Basierend auf dem entsprechenden Band der englischsprachigen Rough-Guide-Reihe erschien Looses Mexiko-Führer 2005 in siebenter Auflage. Für das handliche Format ist der Reiseteil des Bandes überraschend detailliert (75 Karten), an Kulturinformation, Museen und archäologischen Stätten findet man aber nur das Notwendigste. Es werden weniger Adressen gelistet als im Lonely Planet (30 Übernachtungsmöglichkeiten in Oaxaca, Preise nach Kategorien), dafür mehr als nur Touristen-Hot-Spots abgedeckt. Der unverkrampfte Stil gereicht zum Vorteil, wirkt manchmal aber abschweifend. Für Sätze wie "Der Ort ist in den letzten Jahren gewachsen, aber immer noch anziehend"muss man aber dankbar sein.

Fazit: gute Qualität, kompakt

Footprint: Mexico Handbook.
Von Patrick Maher. ISBN 1-900949-53-9, 814 S./531 g, 27,90 -

Der im Jahr 2000 erschienene Band hat schon einige Jährchen auf dem Buckel, leider ist keine Neuauflage geplant. Ähnlich angelegt wie die Lonely-Planet-Führer, bietet er sehr viel Infrastruktur (154 Karten), führt sehr viele Restaurant- und Hotelsvorschläge an, bleibt aber in deren Kommentierung - auch punkto Unterhaltsamkeit - hinter den Australiern zurück. Kulturinformation nimmt hier einen ähnlichen Stellenwert wie im Lonely Planet ein, ein Schwerpunkt liegt auf Abenteuertourismus. Die Informationsfülle macht ihn unhandlich, das wenig Platz sparende und unübersichtliche Layout kommt noch dazu.

Fazit: Lonely-Planet-Double mit Nachteilen

Footprint: Central America &Mexico Handbook.
Von Peter Hutchison.
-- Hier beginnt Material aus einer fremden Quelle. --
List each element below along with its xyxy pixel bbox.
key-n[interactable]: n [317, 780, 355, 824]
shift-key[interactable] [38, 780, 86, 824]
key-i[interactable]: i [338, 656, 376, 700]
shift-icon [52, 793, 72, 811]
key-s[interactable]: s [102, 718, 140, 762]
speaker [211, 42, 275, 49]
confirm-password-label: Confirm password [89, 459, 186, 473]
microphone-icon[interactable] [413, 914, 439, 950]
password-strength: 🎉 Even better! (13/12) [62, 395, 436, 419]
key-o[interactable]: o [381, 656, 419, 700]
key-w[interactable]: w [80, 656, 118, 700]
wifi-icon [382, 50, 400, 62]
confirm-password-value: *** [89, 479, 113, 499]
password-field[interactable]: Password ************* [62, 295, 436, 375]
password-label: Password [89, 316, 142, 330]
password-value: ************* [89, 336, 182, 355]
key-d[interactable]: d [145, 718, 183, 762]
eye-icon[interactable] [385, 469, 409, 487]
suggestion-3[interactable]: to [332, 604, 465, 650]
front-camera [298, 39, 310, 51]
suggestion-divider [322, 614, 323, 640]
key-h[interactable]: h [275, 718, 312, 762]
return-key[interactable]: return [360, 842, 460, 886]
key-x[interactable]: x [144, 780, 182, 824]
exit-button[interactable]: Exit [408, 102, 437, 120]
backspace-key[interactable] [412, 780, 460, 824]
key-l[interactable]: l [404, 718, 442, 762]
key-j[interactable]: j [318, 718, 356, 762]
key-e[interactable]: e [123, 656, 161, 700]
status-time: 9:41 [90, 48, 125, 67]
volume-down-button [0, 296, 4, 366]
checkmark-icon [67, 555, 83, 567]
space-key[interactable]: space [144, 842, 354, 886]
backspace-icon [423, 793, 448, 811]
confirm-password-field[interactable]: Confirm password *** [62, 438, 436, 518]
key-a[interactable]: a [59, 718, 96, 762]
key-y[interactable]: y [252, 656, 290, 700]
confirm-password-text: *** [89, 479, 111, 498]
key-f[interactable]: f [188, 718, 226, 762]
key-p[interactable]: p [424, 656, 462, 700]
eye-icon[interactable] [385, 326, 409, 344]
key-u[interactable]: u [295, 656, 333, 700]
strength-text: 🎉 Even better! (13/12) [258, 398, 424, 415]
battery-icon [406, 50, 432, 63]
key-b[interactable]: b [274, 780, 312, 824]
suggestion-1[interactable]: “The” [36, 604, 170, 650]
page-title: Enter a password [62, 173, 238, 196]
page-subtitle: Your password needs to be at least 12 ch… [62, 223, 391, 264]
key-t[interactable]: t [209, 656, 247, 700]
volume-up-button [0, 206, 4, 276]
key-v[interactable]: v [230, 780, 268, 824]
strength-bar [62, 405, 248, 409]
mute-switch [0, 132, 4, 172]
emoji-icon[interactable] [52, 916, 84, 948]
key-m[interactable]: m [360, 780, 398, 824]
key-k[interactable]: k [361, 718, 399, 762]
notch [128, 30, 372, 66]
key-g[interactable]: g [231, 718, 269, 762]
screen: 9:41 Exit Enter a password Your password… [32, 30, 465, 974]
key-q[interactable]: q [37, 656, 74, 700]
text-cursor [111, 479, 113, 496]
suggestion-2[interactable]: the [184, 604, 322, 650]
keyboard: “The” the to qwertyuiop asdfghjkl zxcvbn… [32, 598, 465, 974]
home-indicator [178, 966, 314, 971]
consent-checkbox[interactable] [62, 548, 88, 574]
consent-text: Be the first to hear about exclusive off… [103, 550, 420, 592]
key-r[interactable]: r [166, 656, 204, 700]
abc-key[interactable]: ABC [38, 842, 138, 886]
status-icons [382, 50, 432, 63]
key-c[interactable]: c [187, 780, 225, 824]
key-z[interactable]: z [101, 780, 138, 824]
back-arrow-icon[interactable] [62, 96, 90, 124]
ISBN 1-904777-11-2, 1408 S./802 g, 33,90 -

Der regelmäßig upgedatete Guide erscheint dieses Jahr in der 16. Auflage und soll auch den Mexiko-Führer aus dem Jahr 2000 ersetzen. Die Unübersichtlichkeit teilen die Bände. Der aktuelle Band konnte für eine vertiefende Reise, die nur nach Mexiko führt, nicht überzeugen. Er ist die passende Wahl für jene, die im Schnellverfahren die Tourismusmagneten und Großstädte zwischen Baja California und Panama City, die durch den Führer gut abgedeckt sind, abklappern wollen (39 Übernachtungsmöglichkeiten in Oaxaca). Insgesamt fanden wir die Footprint-Guides, in die wir hohe Erwartungen gesetzt hatten, aber enttäuschend. (Alois Pumhösel , DER STANDARD, Printausgabe vom 8./9.7.2006)

Fazit: Fokus auf touristische Hotspots

*) Jeder Artikel spiegelt die ganz persönlichen Erfahrungen der AutorInnen wider.